Be careful, the concise version must still include all the obligatory information.


Information regarding the processing of personal data should be clearly distinct from other information on your website. Transparency revolves around being open and honest about your intentions and processing purposes.

1. Updated versions 

Often, at the top of the page, the privacy notice will mention ‘last updated at a certain date’. However, this has no added value to data subjects as it is often impossible to know what was updated.

As such, it is recommended at least to inform your current customers about any change to your privacy notice e.g. by e-mail, clearly explaining what is changing and why. Another option would be to provide a version where changes are marked in a different colour.

2. Avoid unclear wording 

Words such as may, could, possible, etc. do not contribute to a transparent privacy notice. Instead, these terms create an uncertain situation for the reader. They would ask themselves whether their personal data is effectively processed for the specified purpose.

3. Dashboard 

A dashboard provides a preference management tool, allowing data subjects to manage what happens to their personal data in one place.  Furthermore, it provides the flexibility for individuals to grant or retract consent as processing evolves or their preferences change.


The criterion of intelligibility refers to the ability of the average customer to understand the privacy notice. This is linked to another requirement which mandates the usage of clear and plain language. Determine what your intended audience is (professionals, children, etc.) and adapt your writing to their understanding.

1. Use simple sentences 

Resist the urge to cram excessive information into a single sentence. Instead, aim to convey a single key idea or piece of information in each sentence.

Steer clear of overwhelming readers with an abundance of legal or technical jargon. Instead, rephrase complex terms into everyday language or offer straightforward definitions that your audience can easily comprehend.

In short, keep it simple stupid.

Easily accessible 

Any privacy notice should be easily accessible. This means you cannot hide it in the Terms & Conditions or some other place. Ensure that your privacy notice is clearly visible at the bottom/top of your webpage and link it when customers are creating an account.

1. Multiple entry points 

Finding the privacy notice should not depend on going to one specific location on your webpage. Instead, refer to it on multiple occasions such as when signing up for an account, prominently on your webpage, referring to privacy policy in other documents and in every communication you send.

2. Just in time 

A just-in-time notice is a brief message that informs individuals about how their provided information will be used, appearing at the moment they share the data. These notices are especially useful when people provide personal information during various interactions, such as on a website or when filling out a form, as they may not fully consider the implications. Just-in-time notices provide relevant privacy information precisely when needed and can be even more effective when used alongside other methods that offer detailed information for those who want it.

3. Do not forget about mobile 

Mobile devices, such as smartphones and tablets, face challenges when delivering privacy information primarily due to their small screens.
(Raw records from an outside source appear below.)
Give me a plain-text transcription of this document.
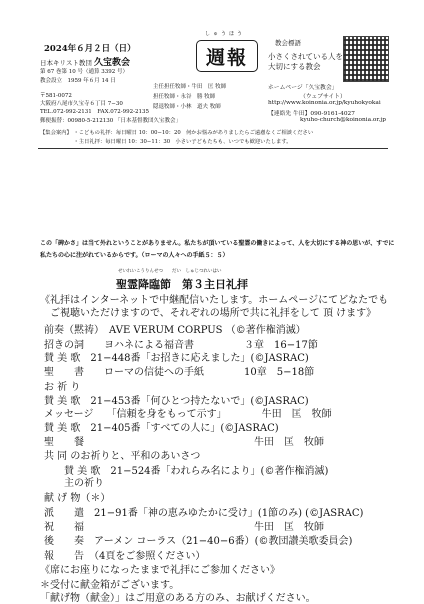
2024年６月２日（日）
日本キリスト教団 久宝教会
第 67 巻第 10 号（通算 3392 号）
教会設立　1959 年６月 14 日
〒581-0072
大阪府八尾市久宝寺６丁目 7−30
TEL.072-992-2131　FAX.072-992-2135
郵便振替：00980-5-212130 「日本基督教団久宝教会」
しゅうほう
週報
主任担任牧師・牛田　匡 牧師
担任牧師・永谷　勝 牧師
隠退牧師・小林　道夫 牧師
教会標語
小さくされている人を大切にする教会
ホームページ「久宝教会」
（ウェブサイト）
http://www.koinonia.or.jp/kyuhokyokai
【連絡先 牛田】090-9161-4027
kyuho-church@koinonia.or.jp
【集会案内】 ・こどもの礼拝：毎日曜日 10：00−10：20　何かお悩みがありましたらご遠慮なくご相談ください
　　　　　　 ・主日礼拝：毎日曜日 10：30−11：30　小さい子どもたちも、いつでも歓迎いたします。
この「碑かさ」は当て外れということがありません。私たちが頂いている聖霊の働きによって、人を大切にする神の思いが、すでに私たちの心に注がれているからです。（ローマの人々への手紙５：５）
せいれいこうりんせつ　　だい　しゅじつれいはい
聖霊降臨節　第３主日礼拝
《礼拝はインターネットで中継配信いたします。ホームページにてどなたでも
　ご視聴いただけますので、それぞれの場所で共に礼拝をして 頂 けます》
前奏（黙祷）　AVE VERUM CORPUS （©著作権消滅）
招きの詞　　ヨハネによる福音書　　　　　３章　16−17節
賛 美 歌　21−448番「お招きに応えました」(©JASRAC)
聖　　書　　ローマの信徒への手紙　　　　10章　5−18節
お 祈 り
賛 美 歌　21−453番「何ひとつ持たないで」(©JASRAC)
メッセージ　 「信頼を身をもって示す」　　　　牛田　匡　牧師
賛 美 歌　21−405番「すべての人に」(©JASRAC)
聖　　餐　　　　　　　　　　　　　　　　　牛田　匡　牧師
共 同 のお祈りと、平和のあいさつ
　　賛 美 歌　21−524番「われらみ名により」(©著作権消滅)
　　主の祈り
献 げ 物（＊）
派　　遣　21−91番「神の恵みゆたかに受け」(1節のみ) (©JASRAC)
祝　　福　　　　　　　　　　　　　　　　　牛田　匡　牧師
後　　奏　アーメン コーラス（21−40−6番）(©教団讃美歌委員会)
報　　告　（4頁をご参照ください）
《席にお座りになったままで礼拝にご参加ください》
＊受付に献金箱がございます。
「献げ物（献金）」はご用意のある方のみ、お献げください。
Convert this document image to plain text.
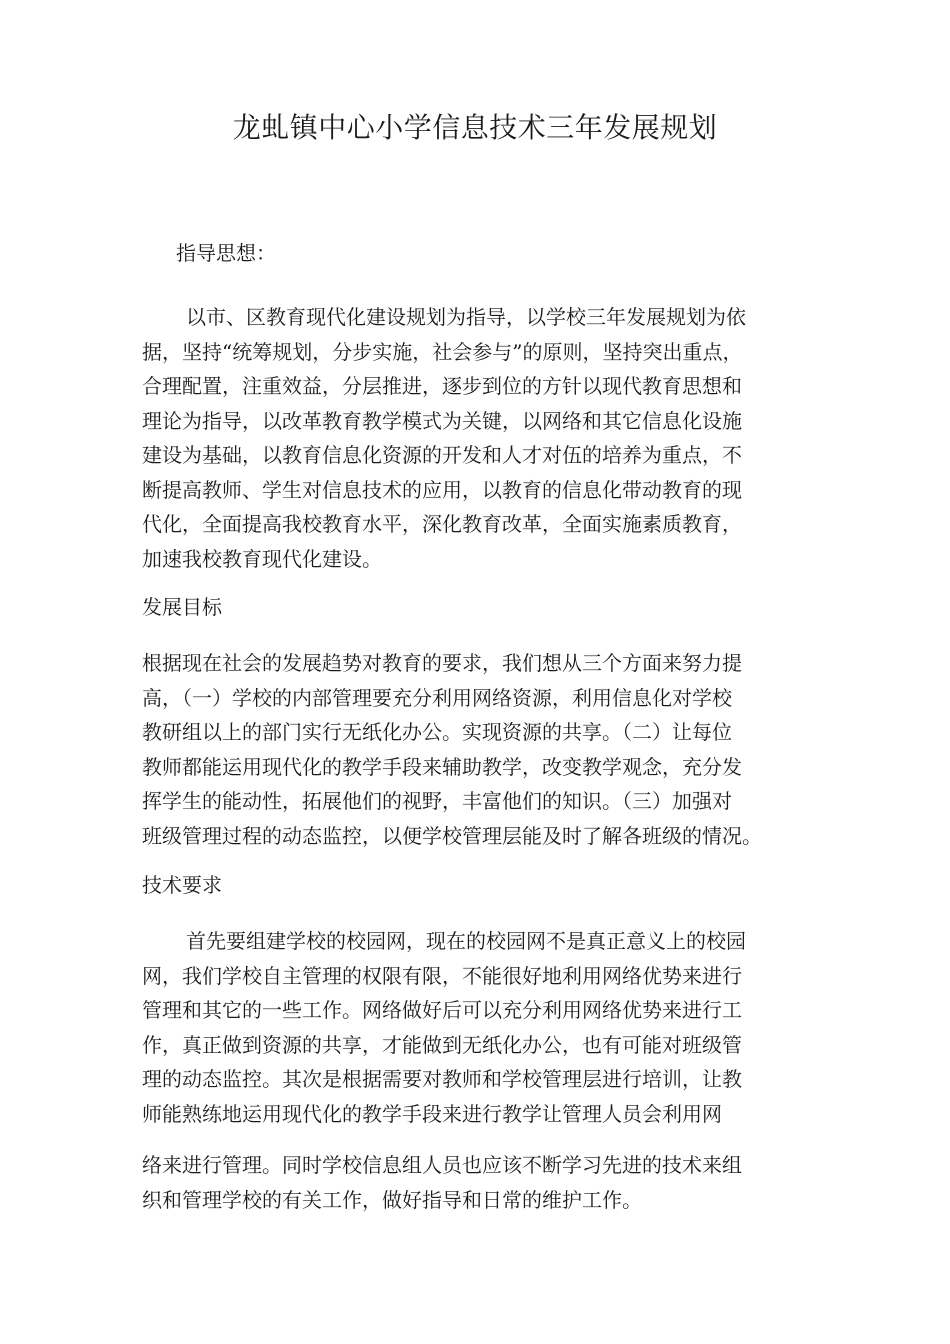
龙虬镇中心小学信息技术三年发展规划
指导思想：
以市、区教育现代化建设规划为指导，以学校三年发展规划为依
据，坚持“统筹规划，分步实施，社会参与”的原则，坚持突出重点，
合理配置，注重效益，分层推进，逐步到位的方针以现代教育思想和
理论为指导，以改革教育教学模式为关键，以网络和其它信息化设施
建设为基础，以教育信息化资源的开发和人才对伍的培养为重点，不
断提高教师、学生对信息技术的应用，以教育的信息化带动教育的现
代化，全面提高我校教育水平，深化教育改革，全面实施素质教育，
加速我校教育现代化建设。
发展目标
根据现在社会的发展趋势对教育的要求，我们想从三个方面来努力提
高，（一）学校的内部管理要充分利用网络资源，利用信息化对学校
教研组以上的部门实行无纸化办公。实现资源的共享。（二）让每位
教师都能运用现代化的教学手段来辅助教学，改变教学观念，充分发
挥学生的能动性，拓展他们的视野，丰富他们的知识。（三）加强对
班级管理过程的动态监控，以便学校管理层能及时了解各班级的情况。
技术要求
首先要组建学校的校园网，现在的校园网不是真正意义上的校园
网，我们学校自主管理的权限有限，不能很好地利用网络优势来进行
管理和其它的一些工作。网络做好后可以充分利用网络优势来进行工
作，真正做到资源的共享，才能做到无纸化办公，也有可能对班级管
理的动态监控。其次是根据需要对教师和学校管理层进行培训，让教
师能熟练地运用现代化的教学手段来进行教学让管理人员会利用网
络来进行管理。同时学校信息组人员也应该不断学习先进的技术来组
织和管理学校的有关工作，做好指导和日常的维护工作。
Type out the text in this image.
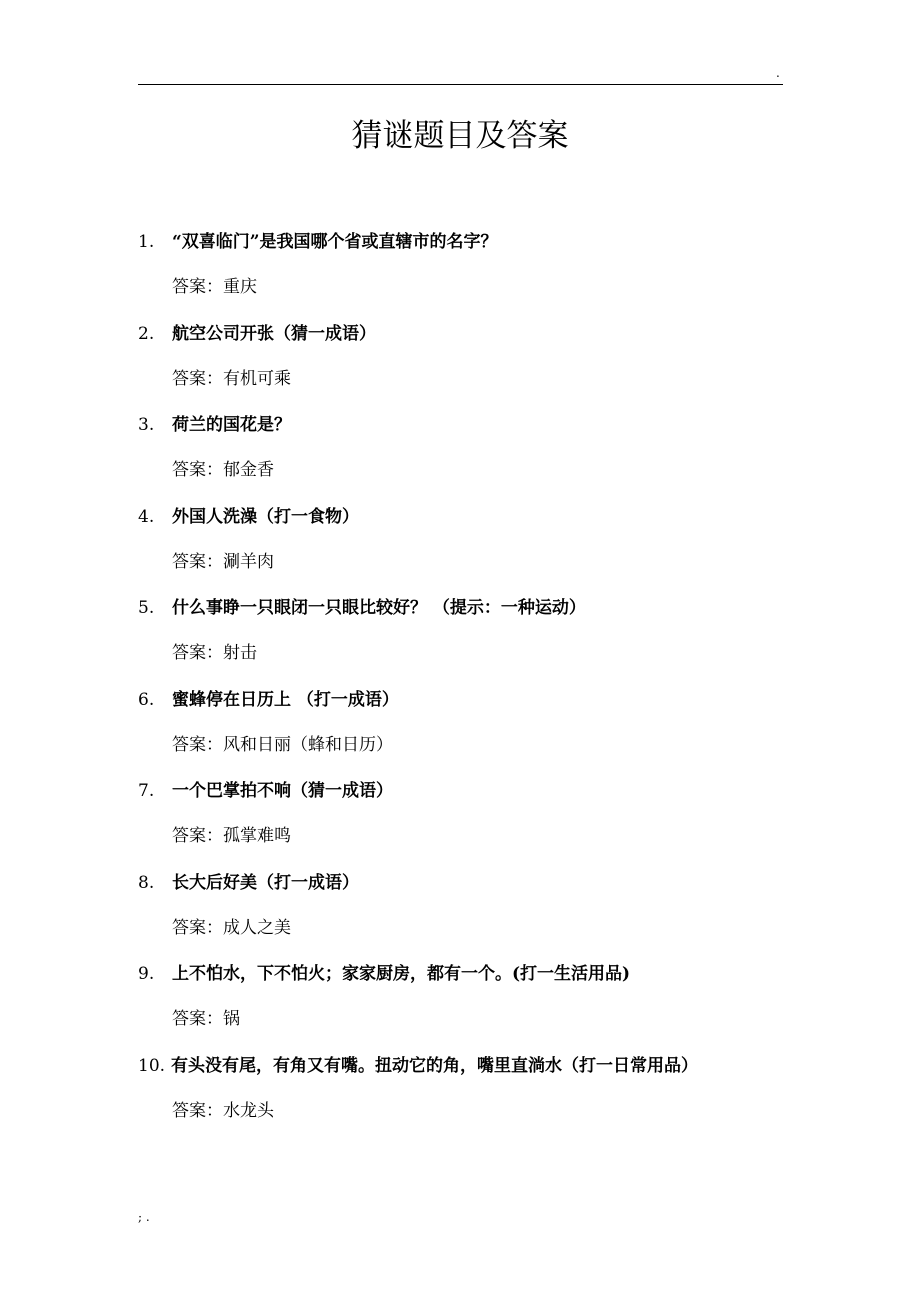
.
猜谜题目及答案
1. “双喜临门”是我国哪个省或直辖市的名字？
答案：重庆
2. 航空公司开张（猜一成语）
答案：有机可乘
3. 荷兰的国花是？
答案：郁金香
4. 外国人洗澡（打一食物）
答案：涮羊肉
5. 什么事睁一只眼闭一只眼比较好？ （提示：一种运动）
答案：射击
6. 蜜蜂停在日历上 （打一成语）
答案：风和日丽（蜂和日历）
7. 一个巴掌拍不响（猜一成语）
答案：孤掌难鸣
8. 长大后好美（打一成语）
答案：成人之美
9. 上不怕水，下不怕火；家家厨房，都有一个。(打一生活用品)
答案：锅
10. 有头没有尾，有角又有嘴。扭动它的角，嘴里直淌水（打一日常用品）
答案：水龙头
; .
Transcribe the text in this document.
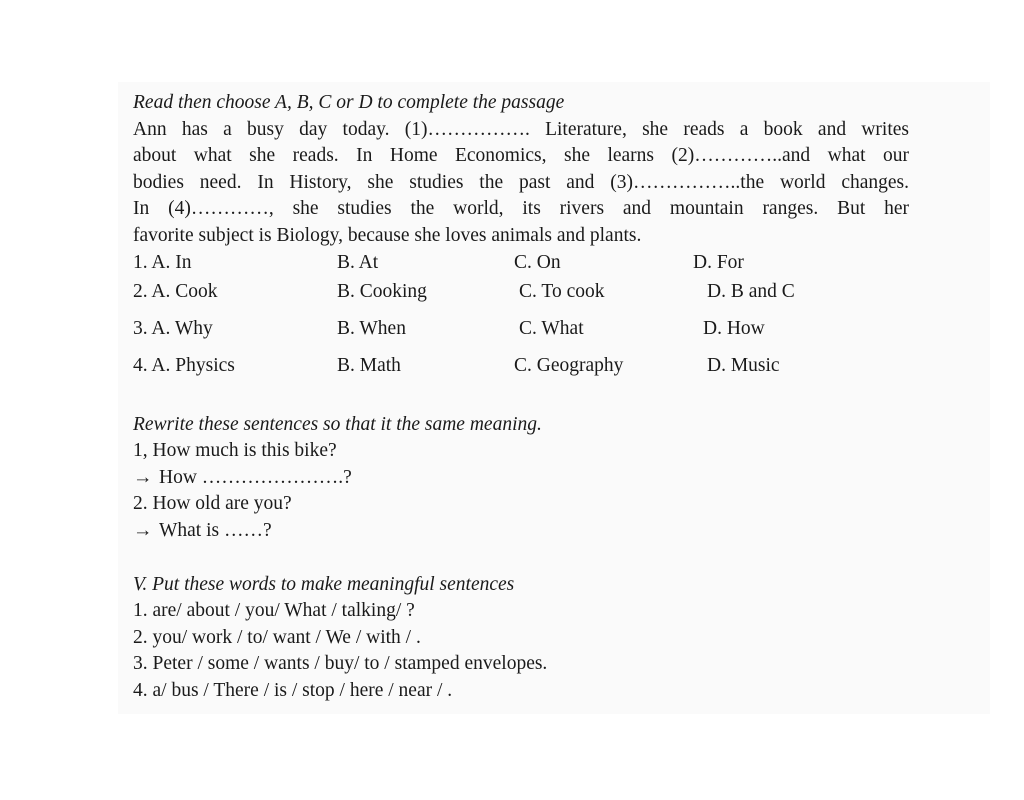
Read then choose A, B, C or D to complete the passage

Ann has a busy day today. (1)……………. Literature, she reads a book and writes

about what she reads. In Home Economics, she learns (2)…………..and what our

bodies need. In History, she studies the past and (3)……………..the world changes.

In (4)…………, she studies the world, its rivers and mountain ranges. But her

favorite subject is Biology, because she loves animals and plants.

1. A. In	B. At	C. On	D. For
2. A. Cook	B. Cooking	C. To cook	D. B and C
3. A. Why	B. When	C. What	D. How
4. A. Physics	B. Math	C. Geography	D. Music
Rewrite these sentences so that it the same meaning.
1, How much is this bike?
→ How ………………….?
2. How old are you?
→ What is ……?
V. Put these words to make meaningful sentences
1. are/ about / you/ What / talking/ ?
2. you/ work / to/ want / We / with / .
3. Peter / some / wants / buy/ to / stamped envelopes.
4. a/ bus / There / is / stop / here / near / .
To ensure clarity and readability, information on these devices should be as easily accessible as on traditional computer screens without the need for zooming.


Moving from an average to an excellent privacy notice can increase the transparency and trustworthiness of your business, two very important commitments in the current digital age. In this blogpost, we focused on a few key points which are often overlooked during the crafting of your privacy notice. Implementing these measures will give your business an edge over competitors and grow customer’s trust. Remember, your privacy notice is not merely a legal document, but functions as a bridge of communication between you and your customers.

By putting these guidelines into practice, you can take a significant step towards fostering a more transparent and data protection respecting future.